Pound Sterling to Euro (GBP/EUR) Exchange Rate Forecast to Hold Gains despite Slower-than-Forecast UK Services Output
The Pound Sterling to Euro (GBP/EUR) exchange rate edged higher by around 0.4% on Wednesday afternoon.
Despite the fact that British data showed that the services sector failed to grow in line with economists’ forecasts, the Pound held gains versus many of its currency rivals. The appreciation can be linked to speculation that the UK government’s recent sale of Royal Bank of Scotland (RBS) shares will attract foreign investors. The UK Services PMI came in at 57.4 in July; missing the median market forecast 58.0. In addition, July’s Composite PMI failed to meet with the market consensus of a drop from 57.4 to 56.9, with the actual result being 56.6.
The Pound Sterling to Euro (GBP/EUR) exchange rate is currently trending in the region of 1.4357.
Although European data produced mostly positive results, a particularly disappointing Eurozone retail sales publication weighed on demand for the common currency. Eurozone Retail Sales declined by -0.6% on the month in June; failing to meet with the market projection of -0.2%. On the year, Eurozone Retail Sales grew by 1.2%; much lower than the 2.0% forecast. Also weighing on the common currency is increasing speculation that Greece will not be able to sustain a recovery under the current debt load. The National Institute of Economic and Social Research (NIESR) showed that global economic growth is set to slow even as they account for Greek debt relief, which is likely to be a sticking point which causes delays to a final decision being made on the terms for Greece’s third bailout.

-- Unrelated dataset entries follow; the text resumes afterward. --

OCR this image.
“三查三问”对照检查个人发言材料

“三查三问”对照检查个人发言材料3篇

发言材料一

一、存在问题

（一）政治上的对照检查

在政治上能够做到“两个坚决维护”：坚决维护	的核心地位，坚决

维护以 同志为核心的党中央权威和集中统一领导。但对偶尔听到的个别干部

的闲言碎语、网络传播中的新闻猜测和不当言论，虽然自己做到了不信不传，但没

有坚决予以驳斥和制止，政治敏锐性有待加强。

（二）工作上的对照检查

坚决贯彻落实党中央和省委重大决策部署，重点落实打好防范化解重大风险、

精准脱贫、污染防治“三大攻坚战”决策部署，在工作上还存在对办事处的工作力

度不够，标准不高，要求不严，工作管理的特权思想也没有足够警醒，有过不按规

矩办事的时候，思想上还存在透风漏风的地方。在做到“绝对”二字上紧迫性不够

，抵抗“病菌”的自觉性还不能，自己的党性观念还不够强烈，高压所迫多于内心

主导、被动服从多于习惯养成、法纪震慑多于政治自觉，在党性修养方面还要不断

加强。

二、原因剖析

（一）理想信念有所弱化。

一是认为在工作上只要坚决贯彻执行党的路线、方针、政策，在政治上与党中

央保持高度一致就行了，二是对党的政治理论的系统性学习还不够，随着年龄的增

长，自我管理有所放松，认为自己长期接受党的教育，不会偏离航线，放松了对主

The Pound Sterling to Euro (GBP/EUR) exchange rate was trending within the range of 1.4292 to 1.4378 during Wednesday’s European session.

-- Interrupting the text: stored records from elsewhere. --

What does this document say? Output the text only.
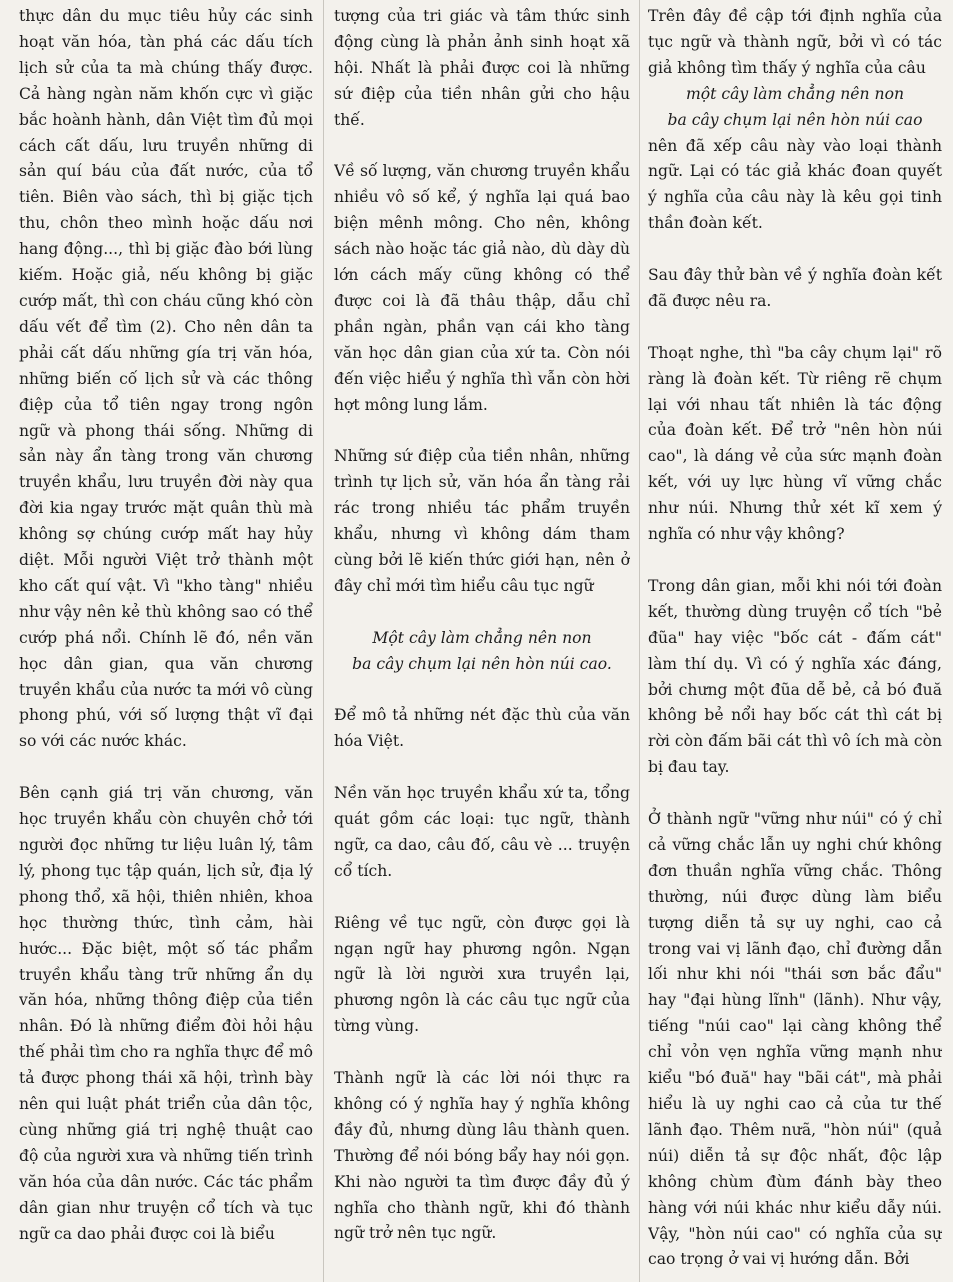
thực dân du mục tiêu hủy các sinh hoạt văn hóa, tàn phá các dấu tích lịch sử của ta mà chúng thấy được. Cả hàng ngàn năm khốn cực vì giặc bắc hoành hành, dân Việt tìm đủ mọi cách cất dấu, lưu truyền những di sản quí báu của đất nước, của tổ tiên. Biên vào sách, thì bị giặc tịch thu, chôn theo mình hoặc dấu nơi hang động..., thì bị giặc đào bới lùng kiếm. Hoặc giả, nếu không bị giặc cướp mất, thì con cháu cũng khó còn dấu vết để tìm (2). Cho nên dân ta phải cất dấu những gía trị văn hóa, những biến cố lịch sử và các thông điệp của tổ tiên ngay trong ngôn ngữ và phong thái sống. Những di sản này ẩn tàng trong văn chương truyền khẩu, lưu truyền đời này qua đời kia ngay trước mặt quân thù mà không sợ chúng cướp mất hay hủy diệt. Mỗi người Việt trở thành một kho cất quí vật. Vì "kho tàng" nhiều như vậy nên kẻ thù không sao có thể cướp phá nổi. Chính lẽ đó, nền văn học dân gian, qua văn chương truyền khẩu của nước ta mới vô cùng phong phú, với số lượng thật vĩ đại so với các nước khác.

Bên cạnh giá trị văn chương, văn học truyền khẩu còn chuyên chở tới người đọc những tư liệu luân lý, tâm lý, phong tục tập quán, lịch sử, địa lý phong thổ, xã hội, thiên nhiên, khoa học thường thức, tình cảm, hài hước... Đặc biệt, một số tác phẩm truyền khẩu tàng trữ những ẩn dụ văn hóa, những thông điệp của tiền nhân. Đó là những điểm đòi hỏi hậu thế phải tìm cho ra nghĩa thực để mô tả được phong thái xã hội, trình bày nên qui luật phát triển của dân tộc, cùng những giá trị nghệ thuật cao độ của người xưa và những tiến trình văn hóa của dân nước. Các tác phẩm dân gian như truyện cổ tích và tục ngữ ca dao phải được coi là biểu

tượng của tri giác và tâm thức sinh động cùng là phản ảnh sinh hoạt xã hội. Nhất là phải được coi là những sứ điệp của tiền nhân gửi cho hậu thế.

Về số lượng, văn chương truyền khẩu nhiều vô số kể, ý nghĩa lại quá bao biện mênh mông. Cho nên, không sách nào hoặc tác giả nào, dù dày dù lớn cách mấy cũng không có thể được coi là đã thâu thập, dẫu chỉ phần ngàn, phần vạn cái kho tàng văn học dân gian của xứ ta. Còn nói đến việc hiểu ý nghĩa thì vẫn còn hời hợt mông lung lắm.

Những sứ điệp của tiền nhân, những trình tự lịch sử, văn hóa ẩn tàng rải rác trong nhiều tác phẩm truyền khẩu, nhưng vì không dám tham cùng bởi lẽ kiến thức giới hạn, nên ở đây chỉ mới tìm hiểu câu tục ngữ

Một cây làm chẳng nên non
ba cây chụm lại nên hòn núi cao.

Để mô tả những nét đặc thù của văn hóa Việt.

Nền văn học truyền khẩu xứ ta, tổng quát gồm các loại: tục ngữ, thành ngữ, ca dao, câu đố, câu vè ... truyện cổ tích.

Riêng về tục ngữ, còn được gọi là ngạn ngữ hay phương ngôn. Ngạn ngữ là lời người xưa truyền lại, phương ngôn là các câu tục ngữ của từng vùng.

Thành ngữ là các lời nói thực ra không có ý nghĩa hay ý nghĩa không đầy đủ, nhưng dùng lâu thành quen. Thường để nói bóng bẩy hay nói gọn. Khi nào người ta tìm được đầy đủ ý nghĩa cho thành ngữ, khi đó thành ngữ trở nên tục ngữ.

Trên đây đề cập tới định nghĩa của tục ngữ và thành ngữ, bởi vì có tác giả không tìm thấy ý nghĩa của câu

một cây làm chẳng nên non
ba cây chụm lại nên hòn núi cao

nên đã xếp câu này vào loại thành ngữ. Lại có tác giả khác đoan quyết ý nghĩa của câu này là kêu gọi tinh thần đoàn kết.

Sau đây thử bàn về ý nghĩa đoàn kết đã được nêu ra.

Thoạt nghe, thì "ba cây chụm lại" rõ ràng là đoàn kết. Từ riêng rẽ chụm lại với nhau tất nhiên là tác động của đoàn kết. Để trở "nên hòn núi cao", là dáng vẻ của sức mạnh đoàn kết, với uy lực hùng vĩ vững chắc như núi. Nhưng thử xét kĩ xem ý nghĩa có như vậy không?

Trong dân gian, mỗi khi nói tới đoàn kết, thường dùng truyện cổ tích "bẻ đũa" hay việc "bốc cát - đấm cát" làm thí dụ. Vì có ý nghĩa xác đáng, bởi chưng một đũa dễ bẻ, cả bó đuă không bẻ nổi hay bốc cát thì cát bị rời còn đấm bãi cát thì vô ích mà còn bị đau tay.

Ở thành ngữ "vững như núi" có ý chỉ cả vững chắc lẫn uy nghi chứ không đơn thuần nghĩa vững chắc. Thông thường, núi được dùng làm biểu tượng diễn tả sự uy nghi, cao cả trong vai vị lãnh đạo, chỉ đường dẫn lối như khi nói "thái sơn bắc đẩu" hay "đại hùng lĩnh" (lãnh). Như vậy, tiếng "núi cao" lại càng không thể chỉ vỏn vẹn nghĩa vững mạnh như kiểu "bó đuă" hay "bãi cát", mà phải hiểu là uy nghi cao cả của tư thế lãnh đạo. Thêm nưã, "hòn núi" (quả núi) diễn tả sự độc nhất, độc lập không chùm đùm đánh bày theo hàng với núi khác như kiểu dẫy núi. Vậy, "hòn núi cao" có nghĩa của sự cao trọng ở vai vị hướng dẫn. Bởi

Pound Sterling to Indian Rupee (GBP/INR) Exchange Rate Forecast to Advance on RBI Rate Cut Predictions
The Pound Sterling to Indian Rupee (GBP/INR) exchange rate ticked higher by around 0.3% on Wednesday afternoon.
In response to the UK services data, Chris Williamson, Chief Economist at Markit stated; ‘Despite the dip in the PMI in July, the service sector continues to act as the main driver of economic growth. The survey data point to GDP growth merely easing from 0.7% in the second quarter to a still-impressive 0.6% at the start of the third quarter, which will do little to deter hawks at the Bank of England from voting for higher interest rates. However, the majority of MPC members will most likely see no need to rush into hiking rates any time soon. The doves will view the recent signs of cooling economic growth and slower job creation, also noting that inflation is currently zero and shows few signs of lifting higher due to the strong Pound and falling oil prices.’
The Pound Sterling to Indian Rupee (GBP/INR) exchange rate is currently trending in the region of 99.5820.
Oil prices gained in the early stages of Wednesday’s European session, causing the Rupee to decline versus many of its peers. However, crude prices stabilised as the session progressed which helped the Rupee recover some of its early losses. However, even if oil prices were to decline significantly, the Rupee is likely to hold losses given that many analysts are predicting the Reserve Bank of India (RBI) will cut the cash rate in September. ‘We expect the RBI to cut rates by 25 bps in the September meeting, followed by further rate cuts of 25-50 bps through quarter ended March 2016,’ a Morgan Stanley report said.
The Pound Sterling to Indian Rupee (GBP/INR) exchange rate was trending within the range of 99.0660 to 99.7360 during Wednesday’s European session.